As used herein, the term LPG shall refer to Liquid Petroleum Gas, that is a gaseous mixture of hydrocarbons comprising propane and butanes.
As used herein, the term “mixed refrigerant cycle” shall refer to a liquification process, known in the art, employing an optimized mixture of a plurality of refrigerants.
As used herein, the term “gas expansion process” or “gas expansion cycle” shall refer to a liquefaction process, known in the art, employing a gaseous cooling agent, wherein the gaseous cooling agent at a higher pressure is first fed to a heat exchanger system and cooled but such that the cooled cooling agent is a gas. Thereafter the cooled cooling agent is expanded in a gas expander to a lower pressure lower than said higher pressure to generate a cold gaseous cooling agent stream. The cold gaseous cooling agent is led back to the heat exchanger system where it cools down the cooling agent stream at the higher pressure and for heat exchange with the fluid that is to be cooled, such as a gas to be liquefied, and such that the said cold gaseous cooling agent becomes a heated cooling agent. The heated cooling agent is thereafter compressed for reuse.

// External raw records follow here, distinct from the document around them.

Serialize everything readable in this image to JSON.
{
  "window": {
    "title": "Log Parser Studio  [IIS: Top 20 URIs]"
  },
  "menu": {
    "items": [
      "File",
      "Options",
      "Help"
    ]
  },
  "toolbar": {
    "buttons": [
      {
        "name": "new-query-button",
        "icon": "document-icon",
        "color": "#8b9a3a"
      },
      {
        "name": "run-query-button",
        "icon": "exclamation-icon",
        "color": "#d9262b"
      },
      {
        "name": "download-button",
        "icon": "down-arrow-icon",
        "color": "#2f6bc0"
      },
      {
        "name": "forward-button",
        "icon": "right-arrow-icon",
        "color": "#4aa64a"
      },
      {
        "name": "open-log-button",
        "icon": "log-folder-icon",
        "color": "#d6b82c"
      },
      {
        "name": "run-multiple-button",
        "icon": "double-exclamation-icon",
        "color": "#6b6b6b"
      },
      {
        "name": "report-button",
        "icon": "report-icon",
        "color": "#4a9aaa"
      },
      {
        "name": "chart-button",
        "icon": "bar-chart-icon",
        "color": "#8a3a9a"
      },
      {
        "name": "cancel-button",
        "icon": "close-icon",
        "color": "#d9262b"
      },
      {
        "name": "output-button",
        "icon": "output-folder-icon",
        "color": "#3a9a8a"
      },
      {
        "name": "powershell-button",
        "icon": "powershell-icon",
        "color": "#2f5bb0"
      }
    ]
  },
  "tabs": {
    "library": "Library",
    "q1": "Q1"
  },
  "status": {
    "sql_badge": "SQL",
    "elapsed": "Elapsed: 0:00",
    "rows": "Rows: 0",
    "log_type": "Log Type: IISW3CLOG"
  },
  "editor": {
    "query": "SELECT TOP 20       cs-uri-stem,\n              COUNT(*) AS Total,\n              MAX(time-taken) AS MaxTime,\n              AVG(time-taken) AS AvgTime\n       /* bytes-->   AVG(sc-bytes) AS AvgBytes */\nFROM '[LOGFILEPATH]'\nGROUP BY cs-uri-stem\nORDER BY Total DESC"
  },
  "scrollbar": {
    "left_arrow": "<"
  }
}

As used herein, the term “warm composite curve”, as known in the art, shall refer to the heat flow versus temperature relationship for the sum of warm streams being cooled down in a heat exchanger or a system of heat exchangers.
As used herein, the term “cold composite curve”, as known in the art, shall refer to the heat flow versus temperature relationship for the sum of cold streams being heated in a heat exchanger or a system of heat exchangers.
A used herein, the term “warm end” of a liquefaction heat exchanger, as known in the art, shall refer to the area or range of the heat exchanger where the warmest streams involved in the heat exchange is entering or leaving the heat exchanger.
As used herein, the term “split gas expansion cycles” shall refer to a gas expansion cycle wherein the cooled refrigerant is split into a plurality of streams, the streams being utilized at different stages and at different temperatures in the cooling of the target fluid.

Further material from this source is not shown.